A difficulty with the moral life is that things meant for good can be twisted: like bread from stones and the powers of the world falling under Jesus’ reign. God is mysterious and evasive; idols are clear and tangible. As Chris Hedges writes:
“Idols comfort us, reassure us and empower us. They can be understood. Idols appear, when we worship them, to give us what we want. It is easier to have idols. It is harder to trust in the unknown, in the darkness, in the voice answering Moses’ request for revelation with the words: I AM WHO I AM”. (Losing Moses on the Freeway, p. 40.)
Sometimes we see through them. Following 9/11, when we were told to restore hope by going shopping, the shallowness of it all was overwhelming. Hope by consuming is glaringly inadequate. Most often idolatry is much more subtle and dangerous.
One of the tough ones is the idolatry of being good and virtuous. This is complicated and I venture into this domain with some trepidation out of fear of being misunderstood. There is no doubt in my mind that the Spirit of God calls us to justice, goodness and to lives of virtue. Faith calls us to goodness but... let me try this out in story form.

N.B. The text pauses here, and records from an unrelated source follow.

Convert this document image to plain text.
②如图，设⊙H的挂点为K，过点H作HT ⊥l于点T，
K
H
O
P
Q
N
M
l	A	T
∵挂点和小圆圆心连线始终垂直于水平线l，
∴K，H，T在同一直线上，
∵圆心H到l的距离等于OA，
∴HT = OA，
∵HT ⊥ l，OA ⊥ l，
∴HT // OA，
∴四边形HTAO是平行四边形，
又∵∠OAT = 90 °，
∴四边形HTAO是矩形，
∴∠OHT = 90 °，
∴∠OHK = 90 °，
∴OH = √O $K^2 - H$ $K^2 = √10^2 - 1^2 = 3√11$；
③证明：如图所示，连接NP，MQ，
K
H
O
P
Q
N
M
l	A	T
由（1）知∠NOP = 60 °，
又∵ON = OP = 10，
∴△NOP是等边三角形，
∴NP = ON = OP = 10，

Some years back I remember a sign in a church fellowship hall that announced a special effort to help some disadvantaged persons. “We want to help” was the call and the energy. As I read more and listened to people I couldn’t help but wonder if the desire to be helpful wasn’t greater than the hope that the others would find life and independence. I know well of the satisfaction that comes with helping and being meaningfully connected with people seeking to improve their lives. I chose to be a minister in part because of the joy of such connections but, at the end, the purpose of my help is not about me. It feels good and is satisfying to help others but do we go off to the Stanton Center or Haiti to feel good or to be conduits of what God is doing in the lives of others?
Early in his life Chris Hedges went off to the extremely poor and violent neighborhood of Roxbury, Massachusetts to live and work in the ghetto. He was a student at Harvard Divinity School but instead of the dorm, he chose to live in a formerly abandoned manse in Roxbury. He had all good intentions and worked hard. He wanted to make a difference. Hedges writes; “All this was a long time ago. It was a time I dreamed of being good. But this was the idolatry of self, the worship not of God but of my virtue.” (Ibid., p. )

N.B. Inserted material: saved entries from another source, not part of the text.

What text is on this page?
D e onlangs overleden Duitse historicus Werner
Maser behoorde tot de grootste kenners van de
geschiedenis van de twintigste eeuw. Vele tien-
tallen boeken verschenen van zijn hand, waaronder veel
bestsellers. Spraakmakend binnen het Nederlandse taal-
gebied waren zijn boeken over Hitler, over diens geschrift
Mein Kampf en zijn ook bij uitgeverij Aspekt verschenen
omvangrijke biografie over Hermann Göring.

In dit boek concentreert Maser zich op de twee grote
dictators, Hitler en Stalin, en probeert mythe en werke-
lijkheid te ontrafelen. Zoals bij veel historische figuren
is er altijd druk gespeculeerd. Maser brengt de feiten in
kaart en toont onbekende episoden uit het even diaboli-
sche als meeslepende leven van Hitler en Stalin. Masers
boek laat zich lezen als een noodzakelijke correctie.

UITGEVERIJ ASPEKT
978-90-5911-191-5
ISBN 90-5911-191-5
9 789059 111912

This idolatry of goodness before God and virtue before the complexities of the world swirls around perspectives of humbleness and openness. There is also the question of trust and faith. Is my trust placed with my ability to be good or in God? Or to be a bit crass: Does the hope of that child on Clay Street or in mountains of rural Haiti rest in some rich person’s generosity or in the justice and mercy of God? These perspectives on life turn on the sense of good fortune as blessing or as entitlement, as a product of mercy or possessed as supposed achievement. These complex relationships can also be summed up in another, very short story: the “uneducated” vendor I met in SOWETO spoke five languages.
We are invited to find our way... a faithful way, in the presence of God--one God, a God not of our design. One God, not all the little godlets of our own making but one God whom alone we worship and serve. Idols keep us at a distance from God and one another; God welcomes us to wonder, mystery and communion.
“I am the Lord your God who brought you out of slavery. .... You shall have no other gods.”